Introduction

The metal insulator semiconductor field effect transistor (MOSFET), as shown in figure 1, is extremely important to modern electronic applications. [1] Operation involves imposing a voltage across the gate region, $v_{gate}$, that is sufficient to bend the electron bands of the semiconductor in the region near the semiconductor-insulator interface. If $v_{gate}$ is larger than the threshold voltage, $v_{th}$, then the bands bend to the point that the carrier concentration is inverted (the p-type semiconductor becomes n-type) and electrons can flow from the source to the drain.¹ Operation of the gate requires that a critical capacitance exists in the gate oxide so that sufficient charge can build up. The capacitance of plate capacitors is expressed as, $C=\frac{A K \epsilon_{o}}{t}$, where A is plate area, $\epsilon_{o}$ is the permittivity of free space, K is the dielectric constant of the insulating material, and t is the thickness of the insulating material.

Figure 1: Geometry of MOSFET transistor taken from reference [2].

The drive to miniaturize devices requires a reduction of the area of the gate. To maintain the capacitance while reducing the area requires that the thickness of the oxide be reduced. It has been discovered that once this oxide layer, currently SiO$_{2}$, becomes thinner than 0.8nm, the tunnel current through the gate oxide will be sufficient to disrupt operation of MOSFET devices by causing random fluctuations in the $v_{th}$ value. [3]

It has been proposed to replace the SiO$_{2}$ oxide with a higher dielectric material such as Al$_{2}$O$_{3}$, TiO$_{2}$, ZrO$_{2}$, HfO$_{2}$, Al$_{2}$O$_{3}$, Y$_{2}$O$_{3}$, La$_{2}$O$_{3}$. [4,5] This would allow the area to be reduced and the capacitance to be maintained without significantly thinning the oxide, thereby avoiding the problem of tunneling. The proposed replacement oxides must have sufficient dielectric coefficient, a low density of defect states at the semiconductor-insulator interface, and be thermally stable. The condition of thermal stability being defined as a low diffusivity of oxide constituents outward and low diffusivity of metal and semiconductor constituents inward, at reasonable temperatures.

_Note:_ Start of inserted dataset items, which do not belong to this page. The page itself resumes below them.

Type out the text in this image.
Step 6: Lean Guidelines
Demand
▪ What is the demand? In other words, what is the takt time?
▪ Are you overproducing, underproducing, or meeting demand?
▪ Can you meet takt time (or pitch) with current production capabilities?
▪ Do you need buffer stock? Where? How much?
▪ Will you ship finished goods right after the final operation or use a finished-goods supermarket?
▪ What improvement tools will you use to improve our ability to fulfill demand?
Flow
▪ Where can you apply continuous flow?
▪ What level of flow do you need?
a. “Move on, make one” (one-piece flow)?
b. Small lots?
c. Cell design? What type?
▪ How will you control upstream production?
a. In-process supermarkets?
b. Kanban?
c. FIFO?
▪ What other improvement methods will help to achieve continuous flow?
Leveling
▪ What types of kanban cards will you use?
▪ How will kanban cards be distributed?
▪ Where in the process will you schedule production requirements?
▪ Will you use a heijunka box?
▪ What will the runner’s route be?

A recent article by Quevedo-Lopez [5] investigated the diffusion of hafnium and zirconium in silicon. The results of the study indicated that Hf does not diffuse well into Si whereas Zr does diffuse under ``aggressive'' thermal annealing. Some have suggested that the problem of diffusion of Zr in Si can be solved by either the application of a diffusion barrier [6] or by the creation of a Si/SiO$_{2}$/ZrO$_{2}$ layered structure. [7]

Although it would be desirable to study the diffusion of these point defect by ab initio methods, it is a sufficient first step to investigate the concentration of defect atoms in bulk Si. Insight to the mechanism of and barriers to diffusion can be gained by understanding the point defects that exist under various conditions. In this paper the technique used to study, via ab initio methods, the equilibrium concentrations of point defects in elemental and compound semiconductors will be presented. As a proof of principle a sample calculation will be performed to investigate the concentration of zirconium in silicon.

The Formalism section of this paper will highlight the technical background necessary to perform the calculations. The Methods section will discuss the methods used to study Zr in Si. In the Results section, the results from the calculations will be presented.